Amanda is currently an Assistant Professor in the Department of Afro-American Studies and a Postdoctoral Scholar in Law at the University of Michigan, and a member of the Michigan Society of Fellows. She regularly provides assistance and training to community organizations, advocates, and government agencies working to promote successful re-entry, alternatives to incarceration, and economic equity. Amanda facilitated the Inside-Out Theory Group at Macomb Prison near Detroit for many years, and drove a successful effort to establish an Inside-Out Prison Exchange program at UM-Ann Arbor and local prisons. She is an adviser to the National Resource Center on Children and Families of the Incarcerated, has served on the national steering committee of Law for Black Lives, and is a board member of the James and Grace Lee Boggs Center to Nurture Community Leadership.

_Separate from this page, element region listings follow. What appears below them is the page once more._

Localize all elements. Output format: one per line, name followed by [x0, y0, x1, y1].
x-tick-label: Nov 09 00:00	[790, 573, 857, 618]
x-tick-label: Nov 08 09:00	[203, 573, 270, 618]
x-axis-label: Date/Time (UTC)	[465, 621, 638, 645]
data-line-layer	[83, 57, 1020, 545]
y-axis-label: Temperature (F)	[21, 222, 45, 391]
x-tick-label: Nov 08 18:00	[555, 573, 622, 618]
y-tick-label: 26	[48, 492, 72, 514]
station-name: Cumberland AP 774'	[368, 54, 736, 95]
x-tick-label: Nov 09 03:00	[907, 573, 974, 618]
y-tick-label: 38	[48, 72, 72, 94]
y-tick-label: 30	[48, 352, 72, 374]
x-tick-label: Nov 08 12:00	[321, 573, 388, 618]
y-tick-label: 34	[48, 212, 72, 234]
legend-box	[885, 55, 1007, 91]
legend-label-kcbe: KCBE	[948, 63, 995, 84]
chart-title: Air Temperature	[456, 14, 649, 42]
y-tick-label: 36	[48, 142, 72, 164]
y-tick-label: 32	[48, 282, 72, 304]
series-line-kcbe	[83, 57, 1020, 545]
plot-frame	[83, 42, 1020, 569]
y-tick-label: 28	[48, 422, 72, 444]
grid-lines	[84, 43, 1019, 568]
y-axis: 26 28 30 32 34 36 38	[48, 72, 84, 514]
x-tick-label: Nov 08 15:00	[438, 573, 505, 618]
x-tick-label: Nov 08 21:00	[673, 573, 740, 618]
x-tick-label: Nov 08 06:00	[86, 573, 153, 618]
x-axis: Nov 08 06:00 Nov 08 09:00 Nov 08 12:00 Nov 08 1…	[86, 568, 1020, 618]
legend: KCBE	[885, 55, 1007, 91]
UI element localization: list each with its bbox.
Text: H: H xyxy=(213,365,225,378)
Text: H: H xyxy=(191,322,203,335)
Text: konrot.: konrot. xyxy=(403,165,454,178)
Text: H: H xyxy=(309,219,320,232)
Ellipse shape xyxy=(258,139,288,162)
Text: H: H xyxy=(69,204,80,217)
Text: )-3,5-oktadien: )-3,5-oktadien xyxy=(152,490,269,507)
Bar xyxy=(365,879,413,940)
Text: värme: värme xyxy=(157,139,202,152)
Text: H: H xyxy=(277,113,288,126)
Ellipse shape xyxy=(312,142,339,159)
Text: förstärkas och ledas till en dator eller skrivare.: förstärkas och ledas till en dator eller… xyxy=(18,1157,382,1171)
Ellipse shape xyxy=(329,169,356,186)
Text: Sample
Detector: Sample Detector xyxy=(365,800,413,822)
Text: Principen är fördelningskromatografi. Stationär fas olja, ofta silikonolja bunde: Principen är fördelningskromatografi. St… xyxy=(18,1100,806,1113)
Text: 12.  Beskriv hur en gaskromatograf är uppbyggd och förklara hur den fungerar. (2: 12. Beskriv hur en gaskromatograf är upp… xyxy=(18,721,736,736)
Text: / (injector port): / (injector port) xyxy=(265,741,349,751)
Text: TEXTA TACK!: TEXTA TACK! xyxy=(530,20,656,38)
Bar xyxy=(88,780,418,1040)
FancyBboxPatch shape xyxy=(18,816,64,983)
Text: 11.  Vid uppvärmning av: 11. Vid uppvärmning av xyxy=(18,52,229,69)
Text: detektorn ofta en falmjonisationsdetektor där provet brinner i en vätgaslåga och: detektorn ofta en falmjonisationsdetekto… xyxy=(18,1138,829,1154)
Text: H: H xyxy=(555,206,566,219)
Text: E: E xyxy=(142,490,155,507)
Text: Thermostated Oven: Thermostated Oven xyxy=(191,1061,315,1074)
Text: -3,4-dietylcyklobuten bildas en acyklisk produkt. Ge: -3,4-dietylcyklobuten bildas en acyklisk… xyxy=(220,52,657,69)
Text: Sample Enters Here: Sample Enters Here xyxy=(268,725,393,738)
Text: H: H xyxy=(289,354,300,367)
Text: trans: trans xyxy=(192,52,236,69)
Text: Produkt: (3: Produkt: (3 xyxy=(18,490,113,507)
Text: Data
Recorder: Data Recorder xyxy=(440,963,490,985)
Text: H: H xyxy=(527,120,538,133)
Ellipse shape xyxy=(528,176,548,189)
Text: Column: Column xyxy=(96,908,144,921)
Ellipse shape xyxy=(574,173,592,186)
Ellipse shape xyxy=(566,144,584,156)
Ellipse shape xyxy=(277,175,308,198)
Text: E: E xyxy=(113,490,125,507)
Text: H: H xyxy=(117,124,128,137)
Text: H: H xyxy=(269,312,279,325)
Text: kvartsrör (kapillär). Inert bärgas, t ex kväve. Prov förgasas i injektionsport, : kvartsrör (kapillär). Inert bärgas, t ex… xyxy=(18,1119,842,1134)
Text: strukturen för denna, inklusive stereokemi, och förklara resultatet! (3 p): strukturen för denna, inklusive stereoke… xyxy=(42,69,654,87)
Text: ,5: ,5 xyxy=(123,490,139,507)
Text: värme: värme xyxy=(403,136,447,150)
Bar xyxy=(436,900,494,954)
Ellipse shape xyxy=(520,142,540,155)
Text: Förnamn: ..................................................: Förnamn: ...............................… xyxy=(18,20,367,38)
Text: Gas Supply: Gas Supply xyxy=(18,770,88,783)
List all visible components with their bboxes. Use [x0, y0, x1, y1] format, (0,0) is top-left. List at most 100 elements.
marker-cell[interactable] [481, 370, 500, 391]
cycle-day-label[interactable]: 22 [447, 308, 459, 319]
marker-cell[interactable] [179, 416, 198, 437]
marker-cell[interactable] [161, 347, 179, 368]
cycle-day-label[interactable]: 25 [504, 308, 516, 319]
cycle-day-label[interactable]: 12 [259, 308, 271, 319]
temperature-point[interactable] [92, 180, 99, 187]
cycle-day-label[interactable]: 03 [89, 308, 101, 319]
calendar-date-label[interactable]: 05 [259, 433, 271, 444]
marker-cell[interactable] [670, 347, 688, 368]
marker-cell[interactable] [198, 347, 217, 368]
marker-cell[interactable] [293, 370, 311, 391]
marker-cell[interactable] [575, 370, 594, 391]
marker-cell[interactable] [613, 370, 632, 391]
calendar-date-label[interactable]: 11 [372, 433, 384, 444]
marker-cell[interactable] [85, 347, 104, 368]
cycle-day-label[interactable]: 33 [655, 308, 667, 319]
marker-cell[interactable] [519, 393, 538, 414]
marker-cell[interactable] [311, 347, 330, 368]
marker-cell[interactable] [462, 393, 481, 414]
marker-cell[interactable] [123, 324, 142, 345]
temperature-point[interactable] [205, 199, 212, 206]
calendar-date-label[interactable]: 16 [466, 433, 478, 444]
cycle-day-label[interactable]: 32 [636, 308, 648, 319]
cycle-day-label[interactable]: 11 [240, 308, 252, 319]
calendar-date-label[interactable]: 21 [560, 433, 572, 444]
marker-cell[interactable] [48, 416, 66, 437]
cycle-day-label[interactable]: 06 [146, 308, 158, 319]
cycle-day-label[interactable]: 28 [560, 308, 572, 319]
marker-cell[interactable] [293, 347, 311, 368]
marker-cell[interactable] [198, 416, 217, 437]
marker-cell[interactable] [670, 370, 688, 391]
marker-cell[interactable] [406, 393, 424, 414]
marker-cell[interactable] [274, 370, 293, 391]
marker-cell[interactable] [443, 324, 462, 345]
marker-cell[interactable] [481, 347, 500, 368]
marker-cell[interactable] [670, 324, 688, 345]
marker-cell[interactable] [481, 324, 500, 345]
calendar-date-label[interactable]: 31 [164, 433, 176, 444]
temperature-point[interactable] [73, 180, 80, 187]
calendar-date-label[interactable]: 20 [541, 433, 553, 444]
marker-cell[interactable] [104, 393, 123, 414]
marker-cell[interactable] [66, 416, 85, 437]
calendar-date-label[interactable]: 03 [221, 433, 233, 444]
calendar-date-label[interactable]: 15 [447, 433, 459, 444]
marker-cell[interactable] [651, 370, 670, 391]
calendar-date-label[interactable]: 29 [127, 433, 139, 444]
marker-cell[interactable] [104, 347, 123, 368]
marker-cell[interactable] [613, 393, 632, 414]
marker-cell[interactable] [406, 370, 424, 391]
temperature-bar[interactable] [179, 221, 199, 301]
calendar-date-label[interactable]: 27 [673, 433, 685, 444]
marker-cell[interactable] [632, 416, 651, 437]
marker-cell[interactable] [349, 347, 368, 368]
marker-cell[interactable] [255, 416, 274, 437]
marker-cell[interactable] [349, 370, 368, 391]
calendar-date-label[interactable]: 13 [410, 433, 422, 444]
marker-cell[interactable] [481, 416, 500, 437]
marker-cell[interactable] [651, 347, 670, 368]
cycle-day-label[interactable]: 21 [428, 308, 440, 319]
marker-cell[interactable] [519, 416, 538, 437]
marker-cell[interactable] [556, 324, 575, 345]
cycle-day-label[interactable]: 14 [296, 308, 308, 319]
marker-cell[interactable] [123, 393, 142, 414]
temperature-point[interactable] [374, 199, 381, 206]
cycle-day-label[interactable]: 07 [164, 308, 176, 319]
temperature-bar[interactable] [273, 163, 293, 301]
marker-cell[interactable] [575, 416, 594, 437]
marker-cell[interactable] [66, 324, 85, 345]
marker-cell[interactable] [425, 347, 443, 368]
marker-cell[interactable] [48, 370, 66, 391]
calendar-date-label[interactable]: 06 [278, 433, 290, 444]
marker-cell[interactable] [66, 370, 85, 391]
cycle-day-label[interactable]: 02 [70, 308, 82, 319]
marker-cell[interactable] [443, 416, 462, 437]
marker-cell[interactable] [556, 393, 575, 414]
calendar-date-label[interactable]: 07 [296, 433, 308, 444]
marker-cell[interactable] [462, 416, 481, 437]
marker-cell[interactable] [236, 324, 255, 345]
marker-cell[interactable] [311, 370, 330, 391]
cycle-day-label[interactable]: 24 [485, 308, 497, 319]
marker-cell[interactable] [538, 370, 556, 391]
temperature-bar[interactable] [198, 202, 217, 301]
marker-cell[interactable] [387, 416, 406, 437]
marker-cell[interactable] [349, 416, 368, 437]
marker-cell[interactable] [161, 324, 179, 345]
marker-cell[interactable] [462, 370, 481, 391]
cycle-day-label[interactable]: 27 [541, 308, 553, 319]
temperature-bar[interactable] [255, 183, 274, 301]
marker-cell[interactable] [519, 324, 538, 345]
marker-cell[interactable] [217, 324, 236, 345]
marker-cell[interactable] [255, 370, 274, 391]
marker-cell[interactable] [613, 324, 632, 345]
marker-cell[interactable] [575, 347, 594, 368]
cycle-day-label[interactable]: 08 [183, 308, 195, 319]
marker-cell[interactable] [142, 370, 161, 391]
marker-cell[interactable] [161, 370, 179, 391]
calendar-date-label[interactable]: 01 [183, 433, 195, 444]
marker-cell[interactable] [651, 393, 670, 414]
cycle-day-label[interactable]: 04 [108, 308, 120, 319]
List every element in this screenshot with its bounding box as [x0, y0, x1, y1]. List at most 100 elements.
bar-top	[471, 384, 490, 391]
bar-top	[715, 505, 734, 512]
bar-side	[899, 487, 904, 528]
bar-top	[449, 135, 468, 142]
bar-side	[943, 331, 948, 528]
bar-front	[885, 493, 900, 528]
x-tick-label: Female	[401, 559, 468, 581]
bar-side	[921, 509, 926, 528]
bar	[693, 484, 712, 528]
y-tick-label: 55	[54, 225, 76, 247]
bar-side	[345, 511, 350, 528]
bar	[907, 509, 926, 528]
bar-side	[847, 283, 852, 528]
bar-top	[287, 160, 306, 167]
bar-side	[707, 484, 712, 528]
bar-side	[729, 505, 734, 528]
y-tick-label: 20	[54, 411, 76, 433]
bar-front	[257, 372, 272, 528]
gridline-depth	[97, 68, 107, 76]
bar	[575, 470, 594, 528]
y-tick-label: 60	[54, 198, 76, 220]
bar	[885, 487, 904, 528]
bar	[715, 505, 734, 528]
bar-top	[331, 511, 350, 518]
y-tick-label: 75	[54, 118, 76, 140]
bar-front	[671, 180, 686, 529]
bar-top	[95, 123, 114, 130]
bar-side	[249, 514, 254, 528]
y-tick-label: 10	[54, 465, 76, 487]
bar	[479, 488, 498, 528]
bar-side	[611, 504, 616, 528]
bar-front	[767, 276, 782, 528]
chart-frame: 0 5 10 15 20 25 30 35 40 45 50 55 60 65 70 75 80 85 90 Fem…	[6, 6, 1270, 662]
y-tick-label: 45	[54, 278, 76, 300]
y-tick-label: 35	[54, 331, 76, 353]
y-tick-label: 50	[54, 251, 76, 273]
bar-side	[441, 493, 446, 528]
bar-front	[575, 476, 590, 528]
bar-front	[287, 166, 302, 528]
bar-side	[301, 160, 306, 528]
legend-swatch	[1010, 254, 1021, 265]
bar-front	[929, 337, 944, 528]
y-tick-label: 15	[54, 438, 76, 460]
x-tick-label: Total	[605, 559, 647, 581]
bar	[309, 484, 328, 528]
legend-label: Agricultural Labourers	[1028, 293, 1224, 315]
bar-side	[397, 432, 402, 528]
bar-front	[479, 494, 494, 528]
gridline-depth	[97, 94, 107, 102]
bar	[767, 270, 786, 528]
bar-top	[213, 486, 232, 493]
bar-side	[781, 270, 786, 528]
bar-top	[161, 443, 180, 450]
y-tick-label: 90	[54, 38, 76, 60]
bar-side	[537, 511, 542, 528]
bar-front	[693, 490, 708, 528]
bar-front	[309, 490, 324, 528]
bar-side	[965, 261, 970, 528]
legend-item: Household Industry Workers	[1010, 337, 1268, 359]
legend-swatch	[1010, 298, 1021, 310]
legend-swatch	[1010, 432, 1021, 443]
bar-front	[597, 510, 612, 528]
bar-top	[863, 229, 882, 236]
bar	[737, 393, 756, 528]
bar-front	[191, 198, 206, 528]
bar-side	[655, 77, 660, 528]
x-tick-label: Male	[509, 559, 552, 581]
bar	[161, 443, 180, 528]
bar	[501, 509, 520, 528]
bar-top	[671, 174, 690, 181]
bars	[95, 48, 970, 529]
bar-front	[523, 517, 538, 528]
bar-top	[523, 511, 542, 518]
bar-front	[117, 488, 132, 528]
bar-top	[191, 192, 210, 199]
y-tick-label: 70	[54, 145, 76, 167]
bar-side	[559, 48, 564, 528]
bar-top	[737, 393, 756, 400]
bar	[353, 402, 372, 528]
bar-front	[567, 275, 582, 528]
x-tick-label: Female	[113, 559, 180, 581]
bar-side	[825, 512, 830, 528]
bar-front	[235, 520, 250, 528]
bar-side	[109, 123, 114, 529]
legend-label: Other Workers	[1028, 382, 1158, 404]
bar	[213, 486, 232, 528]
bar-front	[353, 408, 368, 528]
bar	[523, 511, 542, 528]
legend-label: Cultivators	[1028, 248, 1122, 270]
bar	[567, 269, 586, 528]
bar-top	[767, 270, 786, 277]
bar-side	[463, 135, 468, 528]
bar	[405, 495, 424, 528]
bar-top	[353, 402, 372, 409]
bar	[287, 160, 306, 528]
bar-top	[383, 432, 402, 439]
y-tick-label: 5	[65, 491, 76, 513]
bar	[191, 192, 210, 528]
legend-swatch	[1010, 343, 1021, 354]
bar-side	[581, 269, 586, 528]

Amanda received her JD from Yale Law School, her PhD in international history from Columbia University, and her BA from Harvard College. Previously she has worked with the Detroit Center for Family Advocacy, the Bronx Defenders, the UN Special Rapporteur on the Right to Housing in Sao Paulo, Brazil, and the Centre for Civil Society in Durban, South Africa. As an Ella Baker Fellow at the Center for Constitutional Rights, she assisted with litigation challenging stop-and-frisk policing. As a Fulbright-Hays Scholar, Amanda conducted research on land, housing, and inclusive cities in South Africa. Her research has won the support of a Social Science Research Council Fellowship, Ford Foundation Doctoral Fellowship, and other fellowships and grants. Her writing has been published in The Global Mail, Michigan Journal of Race & Law, Harvard Journal of African-American Public Policy, Michigan Child Welfare Law Journal, Journal of Asian and African Studies, Review of African Political Economy, and other publications.